The perception of brown and black men has improved little since President Barack Obama came into office. Three years ago in America, with a brown-skinned, and kinky-haired man as its president, it seemed inevitable to presume, or at least assume that that would herald seismic improvements in how the US, or the world at-large appreciates and understands men of African descent. The latest media spectacles provide examples of that, making some bow and shake their heads in response.
One image and message, which are often one and the same, is the young black man. Recently, two images, and their innate problems, have captivated imaginations, and ideas of “justice,” in the U.S. The most troubling and divisive is the killing of Trayvon Martin, and the incomprehensibly late arrest of his assailant. Somehow Mr. Martin was perceived as the stereotypical menacing, young black man. That’s best described, in the 1993 film “Menace II Society:” young, black, and don’t give a fuck. Another is a French film, “Intouchables,” from 2011, which is so popular that one-third of France, 20-milllion people, has seen it. One Minnesota scholar of French compared it to “Driving Miss Daisy.” The lead character, Driss, is a young, ne’er do well black man, from Senegal, who has a complex personal history, and a basic criminal one. Driss is a handsome, irrepressible, immature man stuck in the life that often exists in the metropolitan ghettos of France, as it does in America’s. He becomes a health aide to a rich, quadriplegic French man, serving as a conditional confidante; and as a muse to venture beyond his singular and insular comfort zone.
“Intouchables” is amusing, but if you’re prone to thoughtfully watch movies, you’ll probably notice a bevy of story tropes.
Both images, of Trayvon Martin in life and Driss in fiction, as an intouchable, harken to stereotypes, even story tropes: Trayvon was killed by a man who totes some heavy mental and cultural baggage in regard to young, black men. To him, that character was more of a bogeyman, and less a man, less of flesh and blood. He found and killed Mr. Martin In such a mentality. For Mr. Zimmerman, somehow a young, clean-cut brown-skinned man, carrying Skittles resembled the ghetto monster, O-Dog, in “Menace II Society.”

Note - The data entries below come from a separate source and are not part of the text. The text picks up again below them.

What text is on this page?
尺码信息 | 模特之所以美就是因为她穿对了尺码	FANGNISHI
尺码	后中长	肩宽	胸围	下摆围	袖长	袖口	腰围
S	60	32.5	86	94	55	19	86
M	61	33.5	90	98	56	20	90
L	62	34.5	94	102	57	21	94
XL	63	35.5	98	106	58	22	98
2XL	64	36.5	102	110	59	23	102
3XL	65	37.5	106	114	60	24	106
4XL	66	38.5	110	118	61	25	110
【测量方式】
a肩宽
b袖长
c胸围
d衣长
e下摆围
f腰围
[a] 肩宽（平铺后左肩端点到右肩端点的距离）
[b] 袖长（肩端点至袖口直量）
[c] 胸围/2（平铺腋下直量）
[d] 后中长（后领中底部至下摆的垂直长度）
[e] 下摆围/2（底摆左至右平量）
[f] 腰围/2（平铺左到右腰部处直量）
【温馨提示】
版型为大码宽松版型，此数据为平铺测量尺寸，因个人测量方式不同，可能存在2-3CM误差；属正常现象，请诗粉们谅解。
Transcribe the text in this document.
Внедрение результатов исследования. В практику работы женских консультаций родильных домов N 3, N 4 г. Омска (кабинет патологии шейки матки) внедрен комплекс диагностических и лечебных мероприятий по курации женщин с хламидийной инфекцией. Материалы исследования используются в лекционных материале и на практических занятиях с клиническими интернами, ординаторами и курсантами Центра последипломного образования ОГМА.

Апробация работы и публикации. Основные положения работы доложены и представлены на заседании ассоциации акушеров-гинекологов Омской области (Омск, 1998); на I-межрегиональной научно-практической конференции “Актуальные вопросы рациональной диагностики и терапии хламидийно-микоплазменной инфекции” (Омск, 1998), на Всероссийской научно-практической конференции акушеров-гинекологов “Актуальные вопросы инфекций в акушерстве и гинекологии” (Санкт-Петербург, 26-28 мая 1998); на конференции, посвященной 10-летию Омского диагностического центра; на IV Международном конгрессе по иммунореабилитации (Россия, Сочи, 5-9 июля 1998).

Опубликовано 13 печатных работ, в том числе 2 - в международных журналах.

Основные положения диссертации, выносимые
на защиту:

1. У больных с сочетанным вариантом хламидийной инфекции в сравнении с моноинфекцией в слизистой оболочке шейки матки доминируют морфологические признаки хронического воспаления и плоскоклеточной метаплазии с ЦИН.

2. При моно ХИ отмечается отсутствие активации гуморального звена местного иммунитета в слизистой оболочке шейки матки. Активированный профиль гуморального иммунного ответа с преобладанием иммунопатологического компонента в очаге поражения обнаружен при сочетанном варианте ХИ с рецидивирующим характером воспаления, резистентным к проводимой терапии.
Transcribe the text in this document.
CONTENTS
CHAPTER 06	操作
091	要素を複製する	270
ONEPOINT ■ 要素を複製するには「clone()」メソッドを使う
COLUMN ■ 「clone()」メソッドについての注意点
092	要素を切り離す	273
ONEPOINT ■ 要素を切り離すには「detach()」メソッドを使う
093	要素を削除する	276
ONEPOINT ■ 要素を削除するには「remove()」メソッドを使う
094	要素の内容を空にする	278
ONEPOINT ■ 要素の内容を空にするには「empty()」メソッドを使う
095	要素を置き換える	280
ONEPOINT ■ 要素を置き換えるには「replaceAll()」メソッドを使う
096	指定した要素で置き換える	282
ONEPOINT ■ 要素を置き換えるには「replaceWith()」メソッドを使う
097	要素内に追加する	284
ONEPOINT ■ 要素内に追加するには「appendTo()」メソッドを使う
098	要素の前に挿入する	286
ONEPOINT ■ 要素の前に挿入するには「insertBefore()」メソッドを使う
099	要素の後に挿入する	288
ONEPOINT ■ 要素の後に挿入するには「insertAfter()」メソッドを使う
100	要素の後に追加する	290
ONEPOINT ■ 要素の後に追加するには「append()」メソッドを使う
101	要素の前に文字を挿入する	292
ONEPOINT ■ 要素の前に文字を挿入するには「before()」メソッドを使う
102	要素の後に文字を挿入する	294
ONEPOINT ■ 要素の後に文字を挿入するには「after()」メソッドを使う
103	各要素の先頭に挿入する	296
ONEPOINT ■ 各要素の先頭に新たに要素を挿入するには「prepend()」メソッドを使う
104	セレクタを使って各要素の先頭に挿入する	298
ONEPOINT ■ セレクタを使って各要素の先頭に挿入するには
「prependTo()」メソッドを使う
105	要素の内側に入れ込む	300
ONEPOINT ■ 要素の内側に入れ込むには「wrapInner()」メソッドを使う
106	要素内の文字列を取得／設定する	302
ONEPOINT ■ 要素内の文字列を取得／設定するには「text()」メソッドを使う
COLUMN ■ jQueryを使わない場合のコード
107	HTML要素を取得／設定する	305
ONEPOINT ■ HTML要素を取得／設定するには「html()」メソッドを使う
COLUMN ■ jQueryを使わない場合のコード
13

The darker, the blacker, the more self-assured a man is, he is also that much less likely he is to be gullible, and swallow or see himself reflected in those silly, and destructive messages. So, he poses a greater the threat; he will not be controlled.
The more I live, grow and learn, it seems like the folks, who are the most likely to turn over their leaves from prejudice to progress are those who need a mere nudge.